Przypuszczam, że za kilka lat moje wybory w sposobie leczenia również będą inne niż dziś. Obiecująco wygląda np. rozwijający się trend stosowania mikroimplantów w ortodoncji i aparatów opartych o ich wykorzystanie.
Ciągły rozwój jest więc nieunikniony. Lekarz, który od lat stosuje te same metody i schematy postępowania, na pewno będzie uzyskiwał efekty, ale mogą one być np. mniej korzystne dla pacjenta w stosunku do tych bardziej nowoczesnych. Tak jak np. szkoła leczenia ekstrakcyjnego. Są ortodonci, którzy nadal proponują pacjentom usuwanie zębów, aby móc wyleczyć ich zgryz. Natomiast obecnie jest wiele bardzo dobrych metod rozbudowy łuków, które pozwalają tego uniknąć, szczególnie u osób młodych przy jednoczesnej możliwości prawidłowego pomieszczenia zębów w łukach. Nie znaczy to, że u niektórych pacjentów metoda ekstrakcyjna będzie zła, może jest innym rozwiązaniem, może gorszym, a może nie. To nie jest zero-jedynkowe , dlatego w tym miejscu muszę jednak wspomnieć, że są wady, gdzie usunięcie zębów jest nieuniknione.
Zachęcam więc do spojrzenia na zmiany w sposobach leczenia, jako na postęp i zaletę, coś co powinno dobrze świadczyć o lekarzu.
Czy zdanie Pani Doktor dotyczące leczenia nakładkami Invisiglin również się zmieniło? Czy niewiele wad zgryzu można nimi wyleczyć?
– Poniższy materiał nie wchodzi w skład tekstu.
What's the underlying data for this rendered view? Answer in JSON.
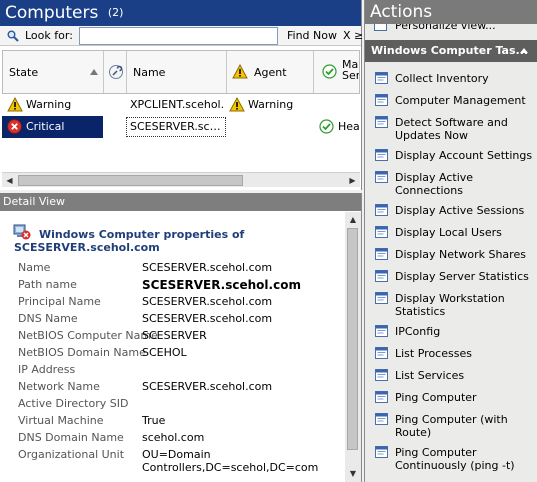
{
  "computers": {
    "title": "Computers",
    "count": "(2)",
    "lookfor_label": "Look for:",
    "lookfor_value": "",
    "find_now": "Find Now",
    "clear": "X",
    "more": "≥",
    "columns": {
      "state": "State",
      "name": "Name",
      "agent": "Agent",
      "mgmt": "Man Serv"
    },
    "rows": [
      {
        "state": "Warning",
        "name": "XPCLIENT.scehol.com",
        "agent": "Warning",
        "mgmt": ""
      },
      {
        "state": "Critical",
        "name": "SCESERVER.scehol.com",
        "agent": "",
        "mgmt": "Healthy"
      }
    ]
  },
  "detail": {
    "header": "Detail View",
    "title": "Windows Computer properties of SCESERVER.scehol.com",
    "properties": [
      {
        "key": "Name",
        "value": "SCESERVER.scehol.com"
      },
      {
        "key": "Path name",
        "value": "SCESERVER.scehol.com"
      },
      {
        "key": "Principal Name",
        "value": "SCESERVER.scehol.com"
      },
      {
        "key": "DNS Name",
        "value": "SCESERVER.scehol.com"
      },
      {
        "key": "NetBIOS Computer Name",
        "value": "SCESERVER"
      },
      {
        "key": "NetBIOS Domain Name",
        "value": "SCEHOL"
      },
      {
        "key": "IP Address",
        "value": ""
      },
      {
        "key": "Network Name",
        "value": "SCESERVER.scehol.com"
      },
      {
        "key": "Active Directory SID",
        "value": ""
      },
      {
        "key": "Virtual Machine",
        "value": "True"
      },
      {
        "key": "DNS Domain Name",
        "value": "scehol.com"
      },
      {
        "key": "Organizational Unit",
        "value": "OU=Domain Controllers,DC=scehol,DC=com"
      }
    ]
  },
  "actions": {
    "title": "Actions",
    "personalize": "Personalize view...",
    "section_title": "Windows Computer Tas...",
    "items": [
      {
        "label": "Collect Inventory"
      },
      {
        "label": "Computer Management"
      },
      {
        "label": "Detect Software and Updates Now"
      },
      {
        "label": "Display Account Settings"
      },
      {
        "label": "Display Active Connections"
      },
      {
        "label": "Display Active Sessions"
      },
      {
        "label": "Display Local Users"
      },
      {
        "label": "Display Network Shares"
      },
      {
        "label": "Display Server Statistics"
      },
      {
        "label": "Display Workstation Statistics"
      },
      {
        "label": "IPConfig"
      },
      {
        "label": "List Processes"
      },
      {
        "label": "List Services"
      },
      {
        "label": "Ping Computer"
      },
      {
        "label": "Ping Computer (with Route)"
      },
      {
        "label": "Ping Computer Continuously (ping -t)"
      }
    ]
  },
  "colors": {
    "header_blue": "#1a3f86",
    "selection": "#0a246a",
    "warning": "#f5c400",
    "critical": "#d9302c",
    "healthy": "#2f9e2f"
  }
}
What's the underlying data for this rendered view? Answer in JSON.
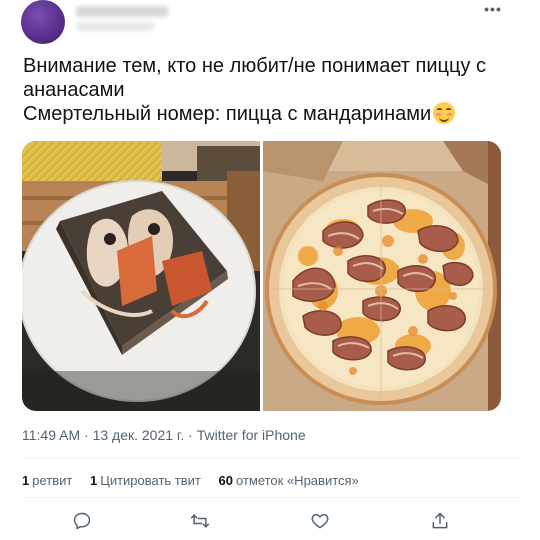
{
  "author": {
    "name": "",
    "handle": ""
  },
  "menu": {
    "more_label": "•••"
  },
  "tweet": {
    "lines": [
      "Внимание тем, кто не любит/не понимает пиццу с",
      "ананасами",
      "Смертельный номер: пицца с мандаринами"
    ],
    "emoji": "smiling-face-with-smiling-eyes"
  },
  "media": {
    "images": [
      {
        "icon": "pizza-box-photo"
      },
      {
        "icon": "pizza-with-mandarins-photo"
      }
    ]
  },
  "meta": {
    "time": "11:49 AM",
    "separator1": " · ",
    "date": "13 дек. 2021 г.",
    "separator2": " · ",
    "source": "Twitter for iPhone"
  },
  "stats": {
    "retweets_count": "1",
    "retweets_label": "ретвит",
    "quotes_count": "1",
    "quotes_label": "Цитировать твит",
    "likes_count": "60",
    "likes_label": "отметок «Нравится»"
  },
  "actions": [
    "reply-icon",
    "retweet-icon",
    "like-icon",
    "share-icon"
  ],
  "colors": {
    "text": "#0f1419",
    "secondary": "#536471",
    "divider": "#eff3f4"
  }
}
Mi osobiście ortodonta zalecił właśnie takie leczenie ze względu na stan mojego przyzębia- ubytki w tkance kostnej, podobno w innego typu aparatach są za duże siły wywierane na zęby co mogłoby zaszkodzić. Nie jestem do końca przekonana do tego typu aparatu i szukam różnych opinii.
Dzień dobry
czy moze Pani doktor polecić specjaliste z Wrocławia który umie pracować z bioblokami
pozdrawiam
Fajny wpis. U mnie zastosowano tzw. leczenie ekstrakcyjne i do tej pory sobie wyrzucam, że może gdybym poszukała innego lekarza albo odłożyła założenie aparatu w czasie (co i tak odwlekałam przez kilka lat), to udałoby się wyprostować zęby bez konieczności usuwania. Ale w 2008 roku niestety ortodoncja w Polsce była dużo mniej rozwinięta niż teraz. CAD z tego, co zdążyłam się zorientować (żeby czuć się mniej winna wobec siebie) zaczęło się rozpowszechniać dopiero po 2010 roku. Szkoda, że urodziłam się kilka lat za wcześnie, żeby załapać się na nową falę 🙂
Prosze sobie nie wyrzucać, w każdej dziedzinie medydyny tak jest inaczej by nas leczono 10 lat temu, inaczej teraz. Czasem nawet po 1-2 latach plan leczenia może się różnić, bo następuje ciągły rozwój.
Są też przypadki że leczenie ekstrakcyjne jest jedyną możliwą opcją.